Umfangreicher Hit-Katalog

Es war dennoch viel geboten an diesem Abend. Die Italienerin hat im Verlauf ihrer seit 1976 andauernden Karriere ja einen umfangreichen Hit-Katalog geschaffen, von dem auch die eine oder andere Perle den Weg über die Alpen gefunden hat. Ein bisschen Sorgen hatten sich die Fans im Vorfeld um Nannini gemacht. Die Musikerin war vor wenigen Tagen bei einem Konzert in Wiesbaden böse gestürzt und hatte sich den Arm gebrochen. Offenbar kein Grund für Nannini, ihre Tour abzubrechen. The show must go on. Und so steht die Musikerin gerade etwas lädiert auf der Bühne und wirbelt über eben diese nicht so agil und dynamisch, wie man es von ihr eigentlich gewohnt ist.

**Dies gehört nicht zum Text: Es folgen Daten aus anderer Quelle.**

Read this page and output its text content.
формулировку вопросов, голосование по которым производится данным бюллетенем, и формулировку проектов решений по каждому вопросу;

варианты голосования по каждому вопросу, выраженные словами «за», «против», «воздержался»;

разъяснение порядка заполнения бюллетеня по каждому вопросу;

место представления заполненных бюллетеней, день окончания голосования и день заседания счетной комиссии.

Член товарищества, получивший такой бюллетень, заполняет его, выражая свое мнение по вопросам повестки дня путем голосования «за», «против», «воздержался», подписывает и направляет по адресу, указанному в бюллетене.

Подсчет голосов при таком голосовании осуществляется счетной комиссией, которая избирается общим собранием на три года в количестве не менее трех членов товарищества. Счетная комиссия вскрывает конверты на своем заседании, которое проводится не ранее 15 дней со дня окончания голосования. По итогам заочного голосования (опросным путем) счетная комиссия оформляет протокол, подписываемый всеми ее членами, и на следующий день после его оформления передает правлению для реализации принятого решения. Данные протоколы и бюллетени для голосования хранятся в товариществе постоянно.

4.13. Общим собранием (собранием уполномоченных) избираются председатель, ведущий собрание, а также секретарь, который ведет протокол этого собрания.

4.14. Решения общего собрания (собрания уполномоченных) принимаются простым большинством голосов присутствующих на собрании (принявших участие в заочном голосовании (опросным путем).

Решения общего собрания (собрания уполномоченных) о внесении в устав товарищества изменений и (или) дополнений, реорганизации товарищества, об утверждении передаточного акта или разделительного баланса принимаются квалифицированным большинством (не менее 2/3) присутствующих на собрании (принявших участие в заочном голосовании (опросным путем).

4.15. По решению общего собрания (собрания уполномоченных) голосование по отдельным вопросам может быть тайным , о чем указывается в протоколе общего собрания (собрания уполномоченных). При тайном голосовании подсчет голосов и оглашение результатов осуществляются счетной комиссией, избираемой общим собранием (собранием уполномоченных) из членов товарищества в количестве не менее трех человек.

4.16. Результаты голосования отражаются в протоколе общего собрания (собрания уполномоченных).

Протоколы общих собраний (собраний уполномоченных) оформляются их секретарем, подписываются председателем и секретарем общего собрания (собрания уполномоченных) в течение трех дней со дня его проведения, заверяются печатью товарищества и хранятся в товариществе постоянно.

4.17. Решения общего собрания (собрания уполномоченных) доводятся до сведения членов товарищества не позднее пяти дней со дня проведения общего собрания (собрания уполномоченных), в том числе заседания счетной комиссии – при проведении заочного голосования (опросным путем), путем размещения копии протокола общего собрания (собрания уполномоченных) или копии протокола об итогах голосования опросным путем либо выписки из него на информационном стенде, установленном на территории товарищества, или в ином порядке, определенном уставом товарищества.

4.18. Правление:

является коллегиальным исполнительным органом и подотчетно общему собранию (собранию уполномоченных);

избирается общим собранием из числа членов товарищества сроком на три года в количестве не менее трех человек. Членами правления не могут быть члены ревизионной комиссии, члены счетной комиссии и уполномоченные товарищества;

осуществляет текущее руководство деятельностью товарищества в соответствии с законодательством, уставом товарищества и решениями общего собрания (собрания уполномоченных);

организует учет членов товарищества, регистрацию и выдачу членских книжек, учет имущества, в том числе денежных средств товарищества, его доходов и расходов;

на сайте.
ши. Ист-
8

Ihre gesangliche Performance ist von dem Bruch offenbar nicht beeinträchtigt worden. Nannini ließ sich keine Schmerzen anmerken, begeisterte mit ihrer rauchigen Rock-Röhre, wie man es von ihr kennt.  

Neues Album im Gepäck

Im Gepäck hatte die Sängerin ein neues Album, das erste nach fünf Jahren Veröffentlichungspause.  „Sei nel l’anima“ heißt das gute Stück, ein durchaus überzeugendes Spätwerk, aus dem es erfreulicherweise der eine oder andere Titel ins Programm des Abends schaffte. Einer davon gehörte sogar zu den großen Glanzlichtern des Konzerts (neben dem immer noch unfassbar guten, immer noch tanzbaren „Fotoromanza“): „Il buio nei miei occhi“, eine italienische Cover-Version des Blues-Klassikers „I’d Rather Go Blind“, der seinerzeit von Etta James populär gemacht wurde. Schon beim Vorgänger-Album „La Differenza“, in Nashville aufgenommen, hatte sich Nannini von  afroamerikanischen Sounds inspirieren lassen. Auch das Titelstück der neuen Platte,  „Sei nel l’anima“, schaffte es zum Beispiel auf die Setlist.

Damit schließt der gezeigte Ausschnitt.